Here, in case anyone is still wearing them, is Mrs Beeton’s advice on caring for corsets and girdles:

These should be washed as often as other ‘next the skin’ garments. Washing should be done quickly in cool suds, rubbing any very dirty parts with a soft nail brush. Several rinses should be given, and the garments should then be squeezed gently between the folds of a towel to remove surplus moisture. They should be dried in a cool airy place away from any direct heat.

Finally, there is Elizabeth Craig’s Needlecraft (Collins, 1941). Craig (1883-1980) was a Scottish home economist and journalist. Her main interest was cookery and she produced many recipe books in a career lasting over 60 years. She also wrote about housekeeping, gardening and needlework. From 1937, Collins published the various volumes of her Household Library: Cookery, Housekeeping, Gardening, 1,000 Household Hints and Needlecraft. These books were promoted as ‘An Extra Pair of hands, always ready’: and are a forerunner of the Daily Herald’s Home Library. Needlework is full of useful projects like covering a wicker storage basket for a nursery and making your own lingerie.

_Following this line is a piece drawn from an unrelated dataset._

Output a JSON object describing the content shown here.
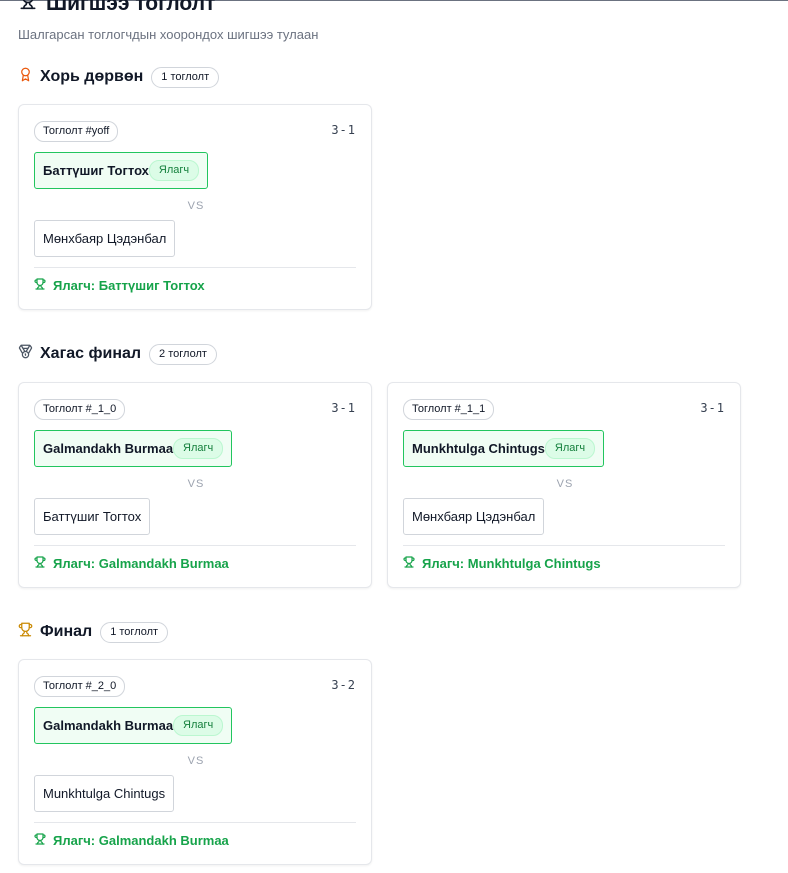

Nine books written and updated over about 150 years. Between them, they reflect the changing priorities and expectations of our society, particularly of course as they affect the lives of women.

 

[1] The owner of the books thinks a brisk oven is about 200° and suggests orange or lemon rind to taste for ‘pleasant’ flavouring. She also wonders if the pastry in the New World recipe is baked blind.